In response, the baillie Trogisio assembled an army to relieve the castle, calling on the vassals of the principality for assistance: among them were the Bishop of Olena, James of Cyprus, the Grand Constable Bartholomew II Ghisi, and the commanders of the Knights of St. John and of the Teutonic Knights in Achaea.

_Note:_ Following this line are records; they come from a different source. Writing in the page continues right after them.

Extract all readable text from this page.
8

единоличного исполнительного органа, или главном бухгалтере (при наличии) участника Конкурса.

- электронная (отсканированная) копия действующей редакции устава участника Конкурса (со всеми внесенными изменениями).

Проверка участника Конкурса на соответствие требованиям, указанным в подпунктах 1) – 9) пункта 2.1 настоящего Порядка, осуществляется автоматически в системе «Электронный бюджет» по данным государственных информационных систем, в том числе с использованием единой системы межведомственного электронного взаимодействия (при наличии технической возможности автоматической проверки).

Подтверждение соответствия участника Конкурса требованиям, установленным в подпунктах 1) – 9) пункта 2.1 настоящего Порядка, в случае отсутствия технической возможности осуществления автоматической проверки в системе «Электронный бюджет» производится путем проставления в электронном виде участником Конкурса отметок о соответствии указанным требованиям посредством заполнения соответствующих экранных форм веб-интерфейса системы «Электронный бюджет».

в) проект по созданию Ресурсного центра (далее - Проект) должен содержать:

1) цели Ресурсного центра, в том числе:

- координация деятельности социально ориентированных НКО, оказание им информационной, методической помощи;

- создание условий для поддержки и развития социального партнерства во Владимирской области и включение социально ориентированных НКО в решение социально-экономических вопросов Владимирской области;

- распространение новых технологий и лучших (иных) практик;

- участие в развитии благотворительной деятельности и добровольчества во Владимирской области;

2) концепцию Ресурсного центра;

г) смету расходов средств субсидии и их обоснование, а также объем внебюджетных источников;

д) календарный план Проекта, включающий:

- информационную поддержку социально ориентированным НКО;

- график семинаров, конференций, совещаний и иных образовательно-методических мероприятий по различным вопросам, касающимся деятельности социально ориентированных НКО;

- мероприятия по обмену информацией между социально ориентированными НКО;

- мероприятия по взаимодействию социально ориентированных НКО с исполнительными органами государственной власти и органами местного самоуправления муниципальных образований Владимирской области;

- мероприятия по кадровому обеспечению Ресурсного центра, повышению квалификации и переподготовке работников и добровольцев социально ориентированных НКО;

Learning of the Latins' approach, Asen intensified the siege, and on 9 September, its Greek castellan, Nicoloucho of Patras, surrendered. Taking possession, Asen left the banners of Achaea flying, so as to mislead the relief force. The ruse succeeded, and as the Achaean army approached the castle in the belief that it was still held by their allies and that the Byzantines had abandoned the siege, Asen sprang his trap. The Byzantines were victorious in the battle, and killed many of the Latins, including the commander of the Teutonic Knights. Many others were taken prisoner, including Bartholomew Ghisi and the Bishop of Olena. The latter was immediately set free, while Ghisi and the rest were taken to Constantinople.

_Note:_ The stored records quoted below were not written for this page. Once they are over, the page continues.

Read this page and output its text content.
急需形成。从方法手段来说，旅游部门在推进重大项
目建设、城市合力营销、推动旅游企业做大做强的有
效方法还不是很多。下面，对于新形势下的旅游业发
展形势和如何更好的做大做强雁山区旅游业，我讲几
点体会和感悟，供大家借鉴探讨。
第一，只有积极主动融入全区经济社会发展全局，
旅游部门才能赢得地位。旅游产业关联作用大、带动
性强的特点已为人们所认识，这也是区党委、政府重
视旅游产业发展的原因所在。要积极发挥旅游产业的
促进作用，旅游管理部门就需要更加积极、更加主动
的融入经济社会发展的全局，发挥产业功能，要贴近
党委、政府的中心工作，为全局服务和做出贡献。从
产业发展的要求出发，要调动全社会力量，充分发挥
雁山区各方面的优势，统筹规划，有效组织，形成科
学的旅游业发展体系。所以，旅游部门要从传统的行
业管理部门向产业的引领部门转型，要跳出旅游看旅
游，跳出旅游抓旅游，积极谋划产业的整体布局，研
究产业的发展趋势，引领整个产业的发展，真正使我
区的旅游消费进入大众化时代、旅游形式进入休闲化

In the same campaign – the Aragonese and French versions disagree on whether this happened before or after the siege of Saint George – the Byzantines went on to secure, by bribing their commandants, the castles of Karytaina, Akova, and Polyphengos.

==Aftermath==
Asen's 1320 campaign secured the Arcadian plateau for the Byzantines, and reduced the Principality of Achaea to the western and northern coasts of the Morea, encompassing the modern regional units of Messenia, Elis, Achaea, Corinthia, and Argolis. The fortresses that for fifty years had formed a defensive bulwark against the Byzantine endeavours to expand their province were now lost. At this time, many of the Latin settlers in Arcadia, many of whom may have had Greek mothers, abandoned the Catholic Church and went over to Greek Orthodoxy.

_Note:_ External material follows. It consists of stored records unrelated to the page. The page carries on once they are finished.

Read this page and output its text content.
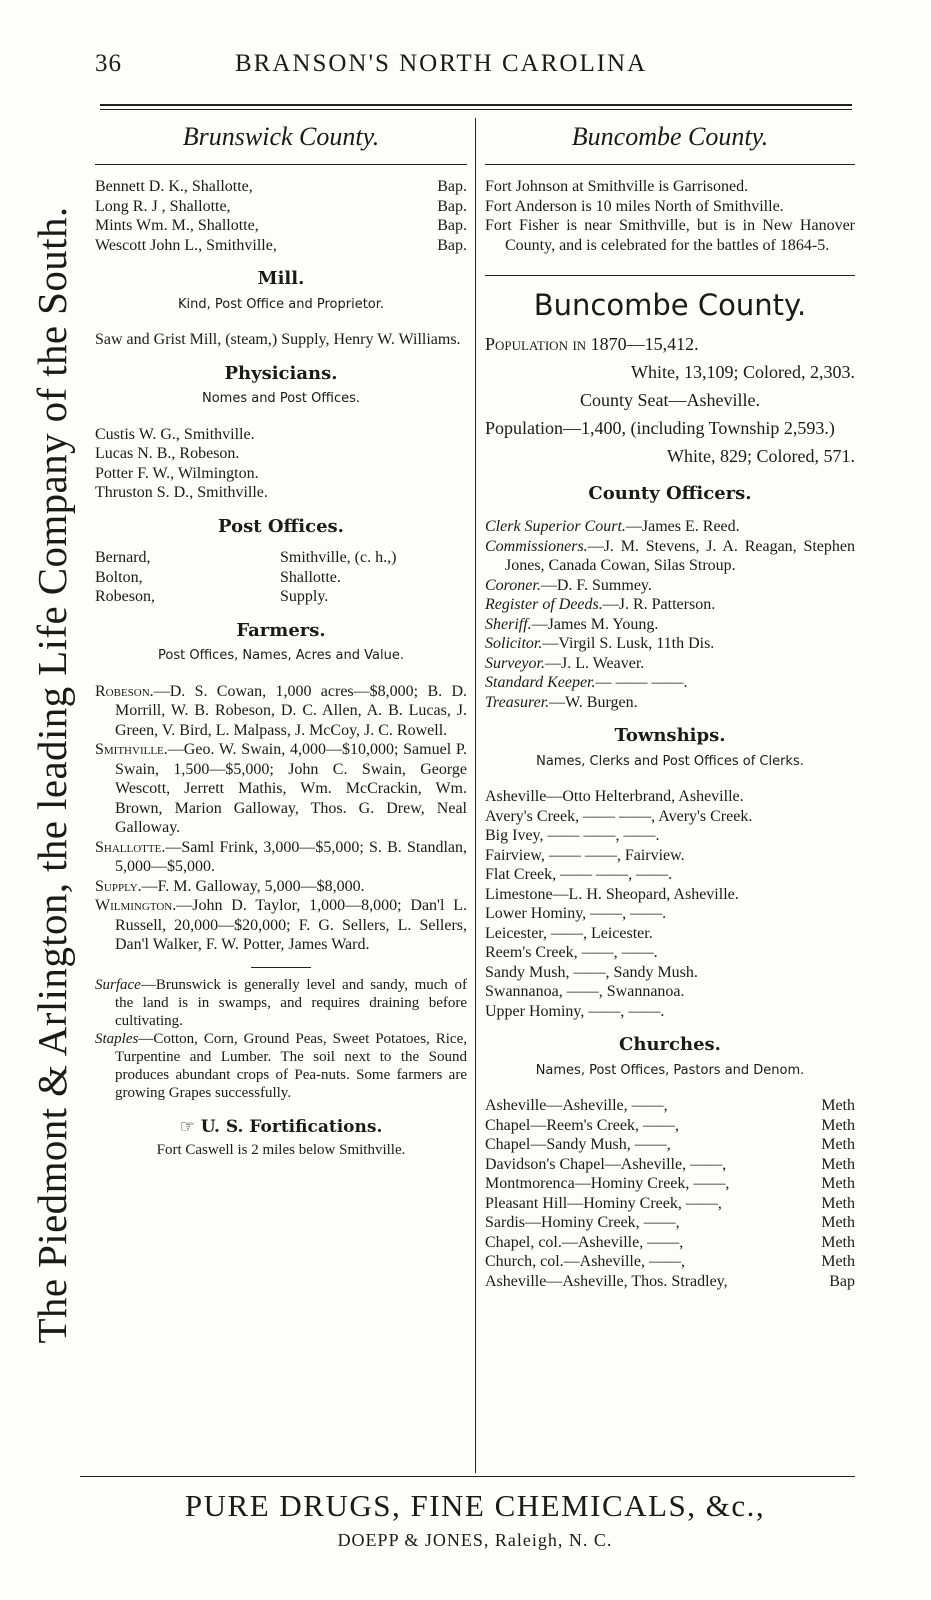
36	BRANSON'S NORTH CAROLINA
The Piedmont & Arlington, the leading Life Company of the South.
Brunswick County.
Bennett D. K., Shallotte,	Bap.
Long R. J , Shallotte,	Bap.
Mints Wm. M., Shallotte,	Bap.
Wescott John L., Smithville,	Bap.
Mill.
Kind, Post Office and Proprietor.
Saw and Grist Mill, (steam,) Supply, Henry W. Williams.
Physicians.
Nomes and Post Offices.
Custis W. G., Smithville.
Lucas N. B., Robeson.
Potter F. W., Wilmington.
Thruston S. D., Smithville.
Post Offices.
Bernard,	Smithville, (c. h.,)
Bolton,	Shallotte.
Robeson,	Supply.
Farmers.
Post Offices, Names, Acres and Value.
Robeson.—D. S. Cowan, 1,000 acres—$8,000; B. D. Morrill, W. B. Robeson, D. C. Allen, A. B. Lucas, J. Green, V. Bird, L. Malpass, J. McCoy, J. C. Rowell.
Smithville.—Geo. W. Swain, 4,000—$10,000; Samuel P. Swain, 1,500—$5,000; John C. Swain, George Wescott, Jerrett Mathis, Wm. McCrackin, Wm. Brown, Marion Galloway, Thos. G. Drew, Neal Galloway.
Shallotte.—Saml Frink, 3,000—$5,000; S. B. Standlan, 5,000—$5,000.
Supply.—F. M. Galloway, 5,000—$8,000.
Wilmington.—John D. Taylor, 1,000—8,000; Dan'l L. Russell, 20,000—$20,000; F. G. Sellers, L. Sellers, Dan'l Walker, F. W. Potter, James Ward.
Surface—Brunswick is generally level and sandy, much of the land is in swamps, and requires draining before cultivating.
Staples—Cotton, Corn, Ground Peas, Sweet Potatoes, Rice, Turpentine and Lumber. The soil next to the Sound produces abundant crops of Pea-nuts. Some farmers are growing Grapes successfully.
☞ U. S. Fortifications.
Fort Caswell is 2 miles below Smithville.
Buncombe County.
Fort Johnson at Smithville is Garrisoned.
Fort Anderson is 10 miles North of Smithville.
Fort Fisher is near Smithville, but is in New Hanover County, and is celebrated for the battles of 1864-5.
Buncombe County.
Population in 1870—15,412.
White, 13,109; Colored, 2,303.
County Seat—Asheville.
Population—1,400, (including Township 2,593.)
White, 829; Colored, 571.
County Officers.
Clerk Superior Court.—James E. Reed.
Commissioners.—J. M. Stevens, J. A. Reagan, Stephen Jones, Canada Cowan, Silas Stroup.
Coroner.—D. F. Summey.
Register of Deeds.—J. R. Patterson.
Sheriff.—James M. Young.
Solicitor.—Virgil S. Lusk, 11th Dis.
Surveyor.—J. L. Weaver.
Standard Keeper.— —— ——.
Treasurer.—W. Burgen.
Townships.
Names, Clerks and Post Offices of Clerks.
Asheville—Otto Helterbrand, Asheville.
Avery's Creek, —— ——, Avery's Creek.
Big Ivey, —— ——, ——.
Fairview, —— ——, Fairview.
Flat Creek, —— ——, ——.
Limestone—L. H. Sheopard, Asheville.
Lower Hominy, ——, ——.
Leicester, ——, Leicester.
Reem's Creek, ——, ——.
Sandy Mush, ——, Sandy Mush.
Swannanoa, ——, Swannanoa.
Upper Hominy, ——, ——.
Churches.
Names, Post Offices, Pastors and Denom.
Asheville—Asheville, ——,	Meth
Chapel—Reem's Creek, ——,	Meth
Chapel—Sandy Mush, ——,	Meth
Davidson's Chapel—Asheville, ——,	Meth
Montmorenca—Hominy Creek, ——,	Meth
Pleasant Hill—Hominy Creek, ——,	Meth
Sardis—Hominy Creek, ——,	Meth
Chapel, col.—Asheville, ——,	Meth
Church, col.—Asheville, ——,	Meth
Asheville—Asheville, Thos. Stradley,	Bap
PURE DRUGS, FINE CHEMICALS, &c.,
DOEPP & JONES, Raleigh, N. C.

The Byzantine successes, and the manifest inability of their Angevin suzerains to protect them, led the leading barons of the principality to send the Franciscan prior Peter Gradenigo to the Doge of Venice in June 1321, offering the principality, as well as the suzerainty over the Lordship of Negroponte, to the Republic of Venice. Nothing came of these proposals, but a new Angevin baillie, Ligorio Guindazzo, arrived some time in 1321. His tenure was brief—about a year—and unremarkable. During the same time, John of Gravina began preparing an expedition to the Morea, but it was not until January 1325 that the Prince of Achaea left Italy for his principality, with 25 galleys, 400 cavalry, and 1,000 infantry. He occupied Cephalonia and restored Angevin control over Achaea, as the barons and vassal lords of Latin Greece came to pay him homage, but his attempt to recapture Karytaina failed due to the energetic resistance of its garrison, the raids launched by the Byzantine governor into Latin territories, and the approach of winter. In spring 1326, John of Gravina again departed the Morea, leaving its governance once again to short-lived baillies. The Duke of Naxos, Nicholas I Sanudo, whom John of Gravina left in charge of military operations, managed to defeat a larger Byzantine army raiding the principality in a hard-fought battle soon thereafter, but this was not enough to check Byzantine power in the Morea in the long term.